PrimAITE/docs/source/game_layer.rst

PrimAITE Game layer
*******************

The Primaite codebase consists of two main modules:

* ``simulator``: The simulation logic including the network topology, the network state, and behaviour of various hardware and software classes.
* ``game``: The agent-training infrastructure which helps reinforcement learning agents interface with the simulation. This includes the observation, action, and rewards, for RL agents, but also scripted deterministic agents. The game layer orchestrates all the interactions between modules.

 The simulator and game layer communicate using the PrimAITE State API and the PrimAITE Request API.

..
    TODO: write up these APIs and link them here.


Game layer
----------

The game layer is responsible for managing agents and getting them to interface with the simulator correctly. It consists of several components:

PrimAITE Session
^^^^^^^^^^^^^^^^

.. admonition:: Deprecated
   :class: deprecated

   PrimAITE Session is being deprecated in favour of Jupyter Notebooks. The `session` command will be removed in future releases, but example notebooks will be provided to demonstrate the same functionality.

``PrimaiteSession`` is the main entry point into Primaite and it allows the simultaneous coordination of a simulation and agents that interact with it. ``PrimaiteSession`` keeps track of multiple agents of different types.

Agents
^^^^^^

All agents inherit from the :py:class:`primaite.game.agent.interface.AbstractAgent` class, which mandates that they have an ObservationManager, ActionManager, and RewardManager. The agent behaviour depends on the type of agent, but there are two main types:

* RL agents action during each step is decided by an appropriate RL algorithm. The agent within PrimAITE just acts to format and forward actions decided by an RL policy.
* Deterministic agents perform all of their decision making within the PrimAITE game layer.
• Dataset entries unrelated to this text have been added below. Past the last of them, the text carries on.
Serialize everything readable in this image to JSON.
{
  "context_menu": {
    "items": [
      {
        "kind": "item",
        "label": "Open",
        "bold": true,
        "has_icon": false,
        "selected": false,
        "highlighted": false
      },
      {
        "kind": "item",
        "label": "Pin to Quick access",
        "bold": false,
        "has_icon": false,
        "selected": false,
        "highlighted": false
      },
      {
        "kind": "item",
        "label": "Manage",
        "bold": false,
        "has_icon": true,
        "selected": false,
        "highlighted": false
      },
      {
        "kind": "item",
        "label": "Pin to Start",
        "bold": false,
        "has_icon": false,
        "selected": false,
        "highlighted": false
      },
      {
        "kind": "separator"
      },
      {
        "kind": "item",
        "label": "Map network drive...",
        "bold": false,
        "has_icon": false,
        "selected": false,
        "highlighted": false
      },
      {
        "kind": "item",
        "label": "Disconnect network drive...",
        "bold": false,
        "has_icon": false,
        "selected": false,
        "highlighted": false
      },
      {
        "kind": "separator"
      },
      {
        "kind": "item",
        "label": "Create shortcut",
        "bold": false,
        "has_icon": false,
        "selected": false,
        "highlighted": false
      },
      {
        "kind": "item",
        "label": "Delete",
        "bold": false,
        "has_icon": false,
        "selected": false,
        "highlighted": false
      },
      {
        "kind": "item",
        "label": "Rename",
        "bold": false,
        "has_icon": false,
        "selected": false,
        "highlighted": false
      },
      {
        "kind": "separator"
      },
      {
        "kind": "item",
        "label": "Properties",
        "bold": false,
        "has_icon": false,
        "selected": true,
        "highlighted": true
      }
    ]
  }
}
They typically have a scripted policy which always performs the same action or a rule-based policy which performs actions based on the current state of the simulation. They can have a stochastic element, and their seed will be settable.

..
    TODO: add seed to stochastic scripted agents

Observations
^^^^^^^^^^^^^^^^^^

An agent's observations are managed by the ``ObservationManager`` class. It generates observations based on the current simulation state dictionary. It also provides the observation space during initial setup. The data is formatted so it's compatible with ``Gymnasium.spaces``. Observation spaces are composed of one or more components which are defined by the ``AbstractObservation`` base class.

Actions
^^^^^^^

An agent's actions are managed by the ``ActionManager``. It converts actions selected by agents (which are typically integers chosen from a ``gymnasium.spaces.Discrete`` space) into simulation-friendly requests. It also provides the action space during initial setup. Action spaces are composed of one or more components which are defined by the ``AbstractAction`` base class.

Rewards
^^^^^^^

An agent's reward function is managed by the ``RewardManager``. It calculates rewards based on the simulation state (in a way similar to observations). Rewards can be defined as a weighted sum of small reward components. For example, an agents reward can be based on the uptime of a database service plus the loss rate of packets between clients and a web server. The reward components are defined by the AbstractReward base class.